# Garmin Etrex 20 Elevation Data Help



## michael1 (Nov 17, 2011)

How can I find what my total elevation gain is on the odometer? I can't seem to find it.


----------



## DesertDog (Apr 14, 2006)

michael1 said:


> How can I find what my total elevation gain is on the odometer? I can't seem to find it.


It's not one of the standard data fields. If you want to view that information on the trip computer screen, you'll need to change one of the fields to show total elevation ascent.

From the trip computer screen, press the Menu button. In the menu options, should be something like a modify data fields option - select it. After that, use the joystick to move to the field you will change, press down/enter on the joystick and select the new field from the list (there are several pages of fields available). Save changes and exit. The new elevation field should now display on the trip computer screen.

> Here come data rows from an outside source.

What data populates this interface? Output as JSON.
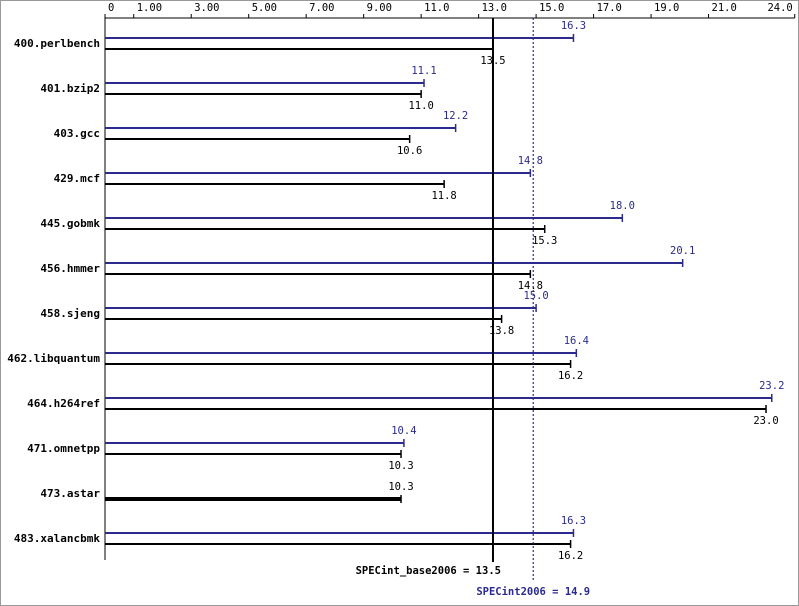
{
  "chart_data": {
    "type": "bar",
    "orientation": "horizontal",
    "categories": [
      "400.perlbench",
      "401.bzip2",
      "403.gcc",
      "429.mcf",
      "445.gobmk",
      "456.hmmer",
      "458.sjeng",
      "462.libquantum",
      "464.h264ref",
      "471.omnetpp",
      "473.astar",
      "483.xalancbmk"
    ],
    "series": [
      {
        "color": "#2b2b8f",
        "values": [
          16.3,
          11.1,
          12.2,
          14.8,
          18.0,
          20.1,
          15.0,
          16.4,
          23.2,
          10.4,
          null,
          16.3
        ],
        "value_labels": [
          "16.3",
          "11.1",
          "12.2",
          "14.8",
          "18.0",
          "20.1",
          "15.0",
          "16.4",
          "23.2",
          "10.4",
          null,
          "16.3"
        ]
      },
      {
        "color": "#000000",
        "values": [
          13.5,
          11.0,
          10.6,
          11.8,
          15.3,
          14.8,
          13.8,
          16.2,
          23.0,
          10.3,
          10.3,
          16.2
        ],
        "value_labels": [
          "13.5",
          "11.0",
          "10.6",
          "11.8",
          "15.3",
          "14.8",
          "13.8",
          "16.2",
          "23.0",
          "10.3",
          "10.3",
          "16.2"
        ]
      }
    ],
    "xlim": [
      0,
      24.0
    ],
    "xticks": [
      0,
      {
        "value": 1,
        "label": "1.00"
      },
      {
        "value": 3,
        "label": "3.00"
      },
      {
        "value": 5,
        "label": "5.00"
      },
      {
        "value": 7,
        "label": "7.00"
      },
      {
        "value": 9,
        "label": "9.00"
      },
      {
        "value": 11,
        "label": "11.0"
      },
      {
        "value": 13,
        "label": "13.0"
      },
      {
        "value": 15,
        "label": "15.0"
      },
      {
        "value": 17,
        "label": "17.0"
      },
      {
        "value": 19,
        "label": "19.0"
      },
      {
        "value": 21,
        "label": "21.0"
      },
      {
        "value": 24,
        "label": "24.0"
      }
    ],
    "reference_lines": [
      {
        "label": "SPECint_base2006 = 13.5",
        "value": 13.5,
        "color": "#000000",
        "style": "solid"
      },
      {
        "label": "SPECint2006 = 14.9",
        "value": 14.9,
        "color": "#2b2b8f",
        "style": "dotted"
      }
    ]
  }
}
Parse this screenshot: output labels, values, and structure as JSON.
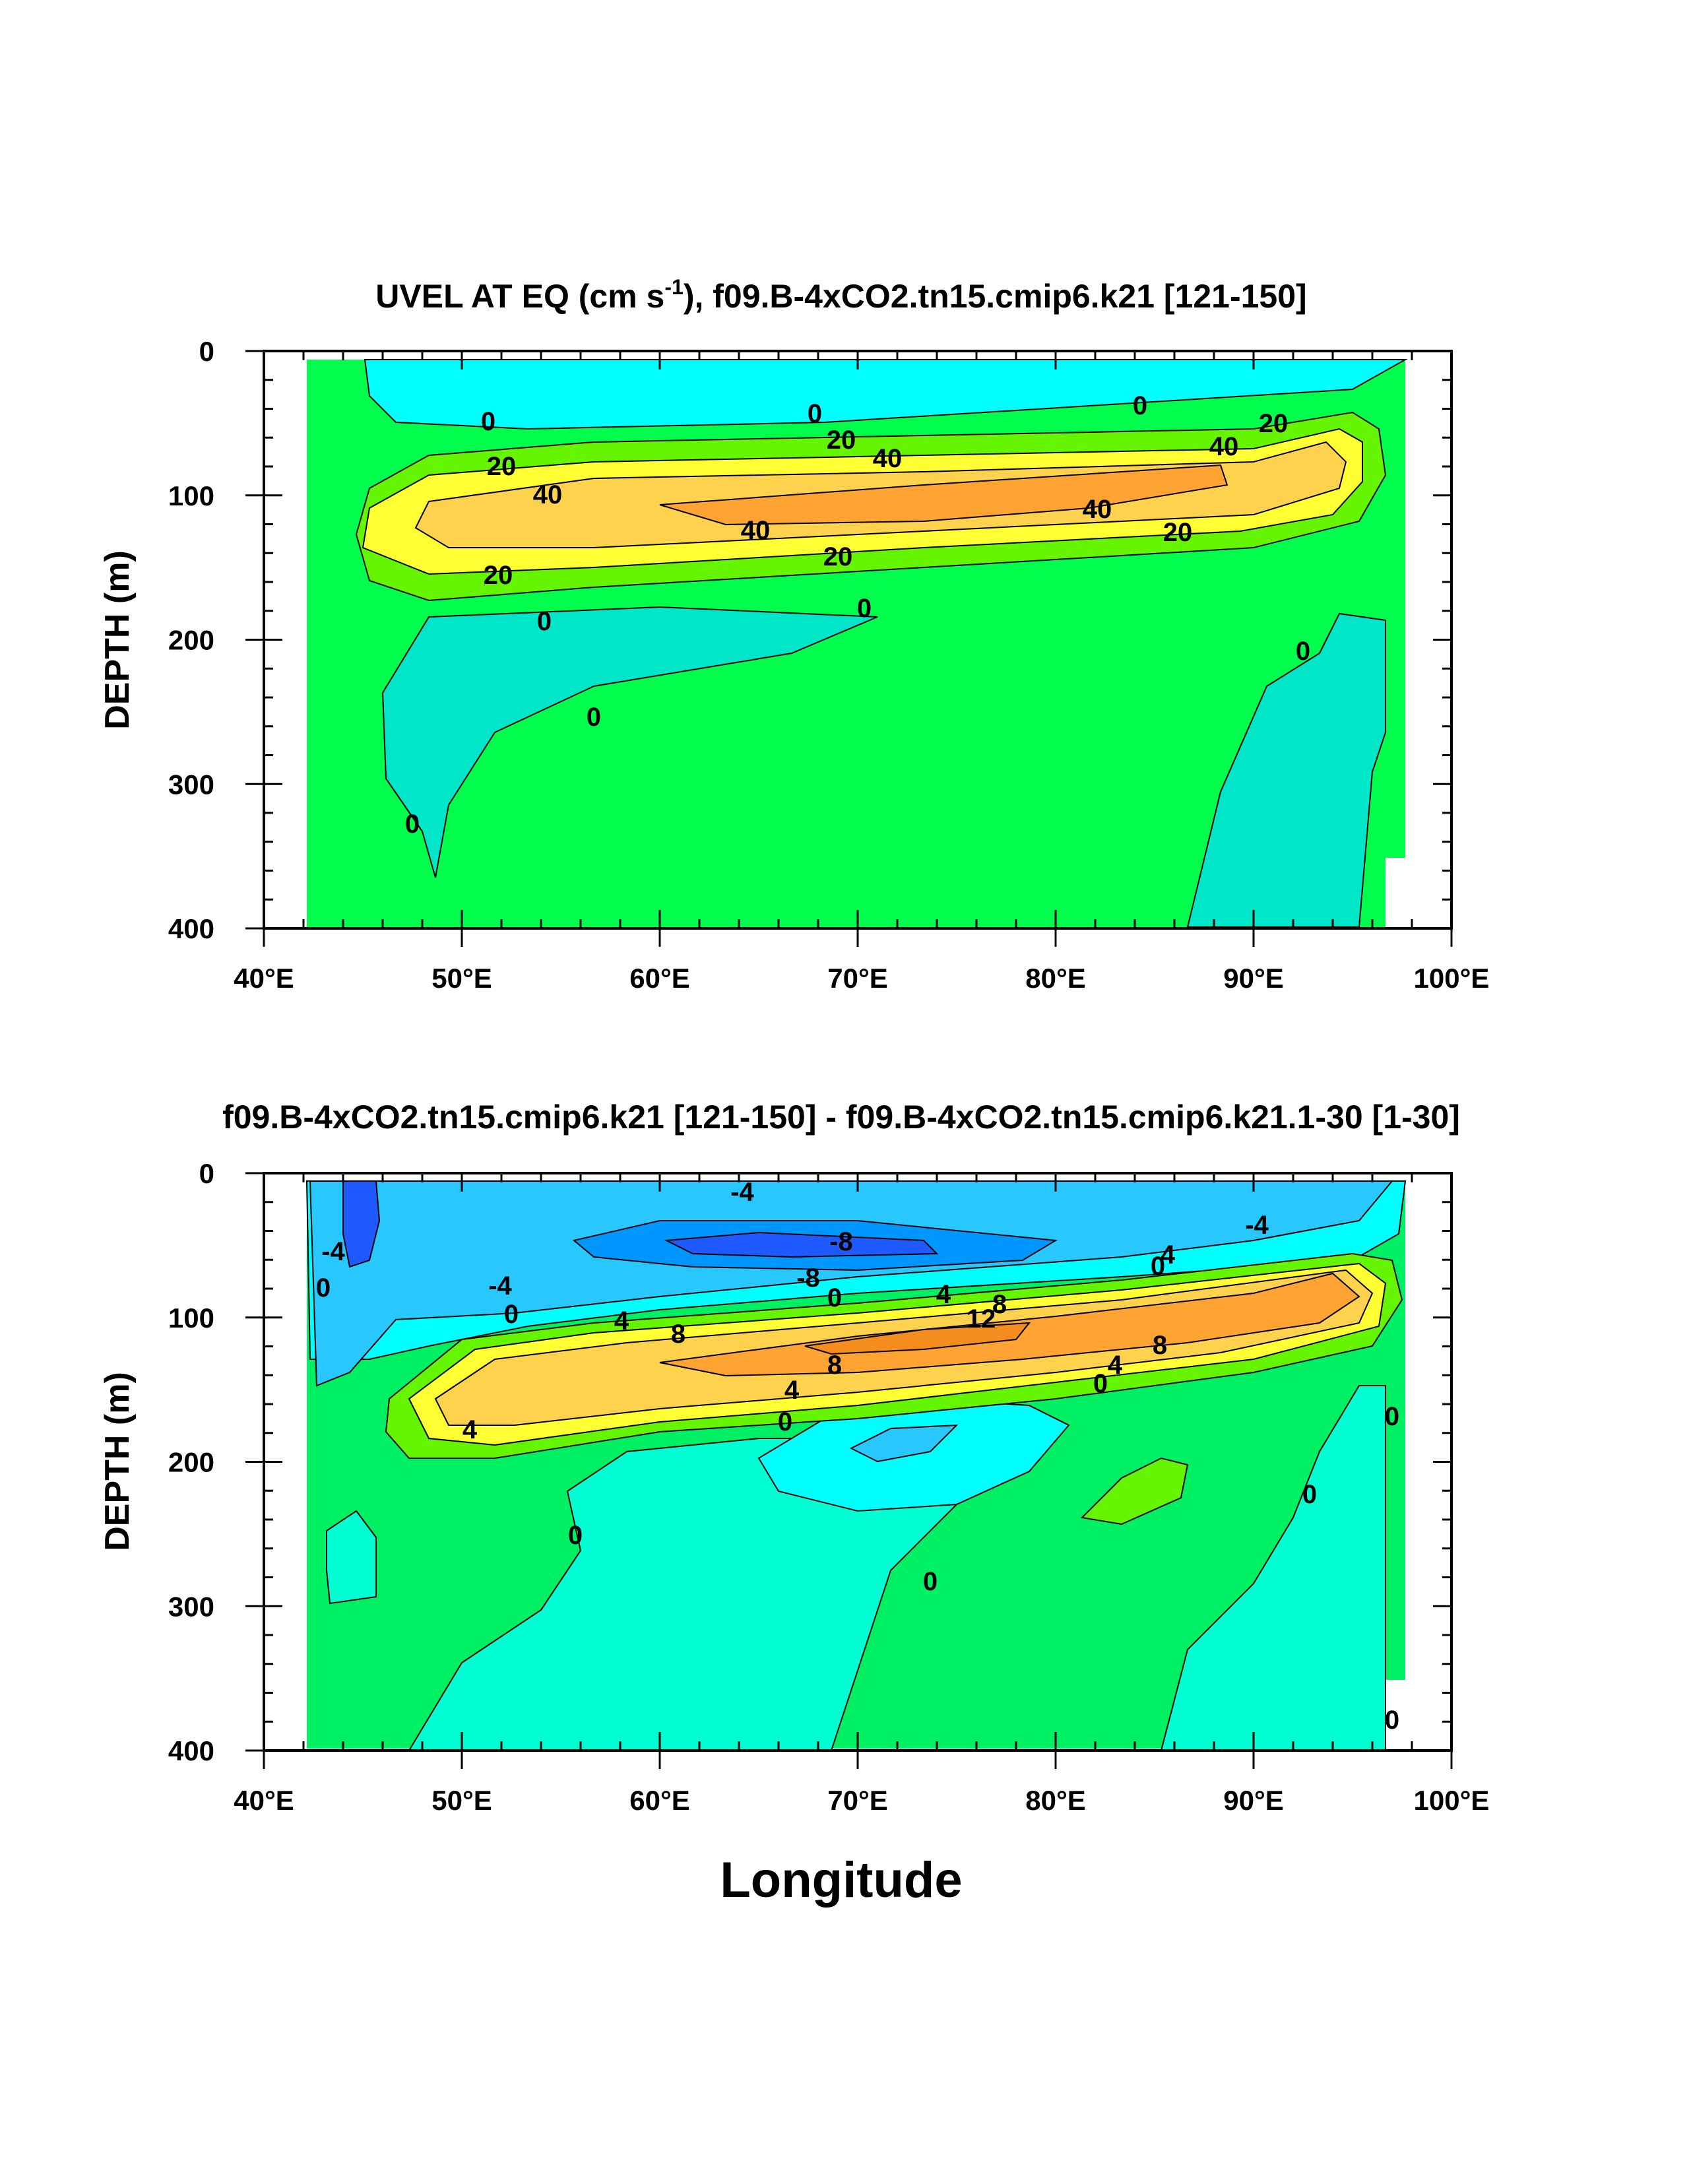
{
  "chart_data": [
    {
      "type": "contour",
      "title_main": "UVEL AT EQ (cm s",
      "title_sup": "-1",
      "title_rest": "), f09.B-4xCO2.tn15.cmip6.k21 [121-150]",
      "xlabel": "",
      "ylabel": "DEPTH (m)",
      "xlim": [
        40,
        100
      ],
      "ylim": [
        400,
        0
      ],
      "xticks": [
        40,
        50,
        60,
        70,
        80,
        90,
        100
      ],
      "xtick_labels": [
        "40°E",
        "50°E",
        "60°E",
        "70°E",
        "80°E",
        "90°E",
        "100°E"
      ],
      "yticks": [
        0,
        100,
        200,
        300,
        400
      ],
      "ytick_labels": [
        "0",
        "100",
        "200",
        "300",
        "400"
      ],
      "contour_labels": [
        "0",
        "0",
        "0",
        "20",
        "20",
        "20",
        "20",
        "20",
        "20",
        "40",
        "40",
        "40",
        "40",
        "40",
        "0",
        "0",
        "0",
        "0",
        "0"
      ],
      "colors": {
        "neg": "#00ffff",
        "zero": "#00e6c8",
        "base": "#00ff4c",
        "c20": "#66f500",
        "c40": "#ffff33",
        "c60": "#ffd24d",
        "c80": "#ffa333"
      }
    },
    {
      "type": "contour",
      "title": "f09.B-4xCO2.tn15.cmip6.k21 [121-150] - f09.B-4xCO2.tn15.cmip6.k21.1-30 [1-30]",
      "xlabel": "Longitude",
      "ylabel": "DEPTH (m)",
      "xlim": [
        40,
        100
      ],
      "ylim": [
        400,
        0
      ],
      "xticks": [
        40,
        50,
        60,
        70,
        80,
        90,
        100
      ],
      "xtick_labels": [
        "40°E",
        "50°E",
        "60°E",
        "70°E",
        "80°E",
        "90°E",
        "100°E"
      ],
      "yticks": [
        0,
        100,
        200,
        300,
        400
      ],
      "ytick_labels": [
        "0",
        "100",
        "200",
        "300",
        "400"
      ],
      "contour_labels": [
        "-4",
        "-4",
        "-8",
        "-8",
        "-4",
        "-4",
        "0",
        "0",
        "4",
        "4",
        "4",
        "8",
        "12",
        "8",
        "8",
        "8",
        "4",
        "4",
        "4",
        "0",
        "0",
        "0",
        "0",
        "0",
        "0",
        "0",
        "0",
        "0"
      ],
      "colors": {
        "m12": "#1e5aff",
        "m8": "#0096ff",
        "m4": "#28c8ff",
        "m0": "#00ffff",
        "zero": "#00ffd2",
        "base": "#00f064",
        "p4": "#66f500",
        "p8": "#ffff33",
        "p12": "#ffd24d",
        "p16": "#ffa333"
      }
    }
  ]
}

Just play around, I think there is even a menu option to reset the trip computer back to default data fields? If all else fails, check around pages 28 and 47 of your etrex user manual.


----------



## guidodg (Mar 2, 2004)

the total ascent on my friends Etrex 20 cannot be reset to zero....serious firmware issue that I hope Garmin will resolve soon even though it has been going on since last year!


----------



## guidodg (Mar 2, 2004)

and another thing...the Total Ascent field can only be shown on the map page...not on the main odometer page..

Garmin wake up!!!!


----------